A declaração foi dada durante entrevista ao ser questionado sobre vídeos que circulam na internet mostrando grande concentração de pessoas em situação de rua na região central e sobre o projeto “De Volta Para Minha Terra”, do vereador Rafael Ranalli, que tramita na Câmara Municipal.

O ponto mais chamativo da fala veio quando Brunini citou uma decisão do ministro do STF Alexandre de Moraes. Segundo o prefeito, a determinação obrigaria as capitais a fornecerem barracas e armários para pessoas em situação de rua.

“Tem uma decisão do Alexandre de Moraes, inclusive, que fala que eu tenho que colocar armário para que eles possam guardar os pertences, que eu tenho que colocar barraca. Teria que dar uma barraca para cada um lá. Tá na decisão do Alexandre de Moraes para as capitais”, disse.

“Então, imagina como que ficaria o centro da nossa cidade, cheio de barraquinha no meio da rua para as pessoas dormir, cheio de armário no meio da rua para as pessoas guardar os pertences, dando marmita todos os dias, o tempo todo.”

Brunini lembrou que no início do mandato chegou a anunciar a criação de um restaurante popular e convênio com o RU da UFMT para atender essa população. Segundo ele, a ideia travou por resistência de “um segmento voltado a direitos humanos”.
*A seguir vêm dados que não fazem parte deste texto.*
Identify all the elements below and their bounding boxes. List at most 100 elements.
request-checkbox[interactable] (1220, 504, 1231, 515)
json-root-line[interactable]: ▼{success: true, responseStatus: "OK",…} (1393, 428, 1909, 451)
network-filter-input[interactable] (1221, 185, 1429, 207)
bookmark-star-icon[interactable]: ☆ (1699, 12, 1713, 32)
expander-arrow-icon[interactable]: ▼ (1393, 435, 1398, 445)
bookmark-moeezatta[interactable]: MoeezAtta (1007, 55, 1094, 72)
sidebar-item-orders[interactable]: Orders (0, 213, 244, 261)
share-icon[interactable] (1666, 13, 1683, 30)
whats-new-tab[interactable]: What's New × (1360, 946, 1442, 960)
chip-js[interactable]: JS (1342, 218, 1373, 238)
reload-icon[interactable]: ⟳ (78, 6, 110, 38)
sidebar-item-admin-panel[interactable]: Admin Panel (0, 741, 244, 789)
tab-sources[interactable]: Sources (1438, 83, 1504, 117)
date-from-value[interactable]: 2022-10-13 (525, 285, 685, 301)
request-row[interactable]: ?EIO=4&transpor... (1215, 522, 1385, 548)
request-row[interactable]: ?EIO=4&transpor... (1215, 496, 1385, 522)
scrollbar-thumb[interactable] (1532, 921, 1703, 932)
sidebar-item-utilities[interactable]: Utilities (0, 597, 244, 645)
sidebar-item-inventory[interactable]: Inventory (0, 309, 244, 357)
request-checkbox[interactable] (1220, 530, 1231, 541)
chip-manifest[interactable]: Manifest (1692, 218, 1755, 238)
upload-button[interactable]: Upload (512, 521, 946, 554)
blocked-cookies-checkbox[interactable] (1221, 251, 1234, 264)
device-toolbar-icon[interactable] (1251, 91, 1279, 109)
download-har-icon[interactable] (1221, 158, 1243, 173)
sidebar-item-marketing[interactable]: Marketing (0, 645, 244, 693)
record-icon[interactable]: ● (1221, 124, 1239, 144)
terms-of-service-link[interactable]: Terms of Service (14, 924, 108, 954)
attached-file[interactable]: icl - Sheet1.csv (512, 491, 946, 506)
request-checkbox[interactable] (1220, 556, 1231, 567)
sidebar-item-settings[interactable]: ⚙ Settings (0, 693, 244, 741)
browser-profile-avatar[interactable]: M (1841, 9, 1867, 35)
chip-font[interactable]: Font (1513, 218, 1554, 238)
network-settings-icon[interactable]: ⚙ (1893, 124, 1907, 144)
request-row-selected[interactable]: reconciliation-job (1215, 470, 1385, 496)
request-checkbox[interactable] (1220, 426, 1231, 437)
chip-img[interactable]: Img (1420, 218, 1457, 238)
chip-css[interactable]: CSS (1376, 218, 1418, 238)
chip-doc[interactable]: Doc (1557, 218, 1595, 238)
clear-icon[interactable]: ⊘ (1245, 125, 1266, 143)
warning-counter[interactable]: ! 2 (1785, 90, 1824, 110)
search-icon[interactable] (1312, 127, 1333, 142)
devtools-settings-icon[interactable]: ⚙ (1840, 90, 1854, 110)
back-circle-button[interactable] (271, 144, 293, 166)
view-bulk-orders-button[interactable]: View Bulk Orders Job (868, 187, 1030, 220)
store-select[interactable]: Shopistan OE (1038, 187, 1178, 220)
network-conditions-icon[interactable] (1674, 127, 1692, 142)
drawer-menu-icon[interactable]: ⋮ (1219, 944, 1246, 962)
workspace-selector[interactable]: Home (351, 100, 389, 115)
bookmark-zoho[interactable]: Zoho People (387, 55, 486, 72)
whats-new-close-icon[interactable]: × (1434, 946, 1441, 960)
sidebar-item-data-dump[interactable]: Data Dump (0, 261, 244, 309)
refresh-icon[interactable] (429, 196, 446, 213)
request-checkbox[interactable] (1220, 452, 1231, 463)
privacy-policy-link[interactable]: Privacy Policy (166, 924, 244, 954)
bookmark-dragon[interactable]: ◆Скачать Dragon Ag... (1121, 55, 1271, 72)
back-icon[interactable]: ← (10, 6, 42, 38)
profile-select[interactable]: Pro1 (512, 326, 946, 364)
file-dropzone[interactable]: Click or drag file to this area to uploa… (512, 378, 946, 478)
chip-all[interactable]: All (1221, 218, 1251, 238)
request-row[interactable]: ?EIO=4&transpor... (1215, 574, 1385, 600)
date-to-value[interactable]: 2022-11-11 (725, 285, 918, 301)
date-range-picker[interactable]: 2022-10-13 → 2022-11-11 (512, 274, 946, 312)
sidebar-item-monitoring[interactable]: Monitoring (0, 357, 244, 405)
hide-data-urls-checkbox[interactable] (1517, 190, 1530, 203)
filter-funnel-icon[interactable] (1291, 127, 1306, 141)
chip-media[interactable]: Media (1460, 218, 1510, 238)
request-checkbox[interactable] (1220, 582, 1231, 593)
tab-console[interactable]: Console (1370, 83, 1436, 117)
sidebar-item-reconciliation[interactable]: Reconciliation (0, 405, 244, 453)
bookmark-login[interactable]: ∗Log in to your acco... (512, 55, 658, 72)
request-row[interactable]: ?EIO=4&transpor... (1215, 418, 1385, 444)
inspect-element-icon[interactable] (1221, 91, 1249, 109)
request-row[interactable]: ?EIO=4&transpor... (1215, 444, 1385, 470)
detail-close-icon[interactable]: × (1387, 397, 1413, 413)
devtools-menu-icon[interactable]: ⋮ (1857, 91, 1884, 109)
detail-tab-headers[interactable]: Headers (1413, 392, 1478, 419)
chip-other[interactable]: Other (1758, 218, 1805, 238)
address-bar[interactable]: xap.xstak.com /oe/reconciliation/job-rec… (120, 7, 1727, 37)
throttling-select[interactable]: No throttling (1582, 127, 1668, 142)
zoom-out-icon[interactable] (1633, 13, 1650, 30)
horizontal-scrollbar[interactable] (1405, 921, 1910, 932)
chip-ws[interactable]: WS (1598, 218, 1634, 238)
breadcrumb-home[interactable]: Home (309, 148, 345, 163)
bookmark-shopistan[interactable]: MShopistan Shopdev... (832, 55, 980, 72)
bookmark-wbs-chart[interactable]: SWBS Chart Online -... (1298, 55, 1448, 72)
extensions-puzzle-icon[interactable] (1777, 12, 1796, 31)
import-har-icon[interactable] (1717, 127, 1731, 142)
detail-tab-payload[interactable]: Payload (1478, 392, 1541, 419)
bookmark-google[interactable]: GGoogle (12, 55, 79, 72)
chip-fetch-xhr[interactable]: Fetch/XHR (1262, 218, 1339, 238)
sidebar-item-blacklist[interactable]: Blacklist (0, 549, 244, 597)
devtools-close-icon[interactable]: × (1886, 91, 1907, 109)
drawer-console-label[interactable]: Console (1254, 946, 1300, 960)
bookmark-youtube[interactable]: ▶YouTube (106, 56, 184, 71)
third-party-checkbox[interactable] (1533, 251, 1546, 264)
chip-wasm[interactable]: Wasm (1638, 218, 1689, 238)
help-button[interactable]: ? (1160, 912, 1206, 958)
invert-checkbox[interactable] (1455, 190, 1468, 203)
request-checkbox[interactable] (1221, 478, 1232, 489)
“Quando eu falei que eu queria um restaurante para que as pessoas fossem até o restaurante se alimentar, veio alguém que tem influência no poder que falou: ‘Ah, mas elas vão ter que andar. A marmita é lá no local onde eles estão’”, relatou.

“Não adianta eu abrir um restaurante se eu não posso levar a população de rua até o restaurante. Eu tenho que levar comida até a população de rua. Esse formato não funciona. Só vai aumentar a despesa e não vai resolver.”

Para o prefeito, a solução passa por “suspender o fornecimento no local e levar as pessoas até o restaurante”. Lá, defende, deveria haver limpeza, avaliação, banho e corte de cabelo. “Dignidade humana é respeitar a valorização dessa pessoa, não valorizar a dependência química dela”, afirmou.

Sobre o projeto do vereador Rafael Ranalli, que prevê encaminhar moradores de rua para suas cidades de origem, Brunini não disse diretamente se sancionará caso seja aprovado. Ele reforçou que qualquer medida isolada da prefeitura é insuficiente.

“Se a solução for apenas municipal, não vai resolver. Ela tem que vir municipal, estadual, federal, com apoio do Poder Judiciário e do Ministério Público. Isso tem que ser entendido como uma epidemia nacional”, declarou.

“Segmento quer manter usuário de droga na rua”

O prefeito subiu o tom ao falar de grupos que, segundo ele, barram ações mais duras. Sem citar nomes, disse que há um segmento que “diz que é de direitos humanos, mas na prática não está preocupado com a qualidade de vida daquela pessoa na rua. Tá preocupado em manter o usuário de droga ali na rua”.

Brunini afirmou que tem mantido reuniões com desembargadores, Secretaria de Assistência Social, Procuradoria e associações. A última, segundo ele, foi há cerca de três semanas.

“Eu peço que o poder público, seja jurídico, Ministério Público, Defensoria, Governo do Estado, Governo Federal, Prefeitura, todos possam fazer uma ação conjunta buscando medidas eficazes e não medidas assistencialistas. Medida assistencialista não vai resolver o problema.”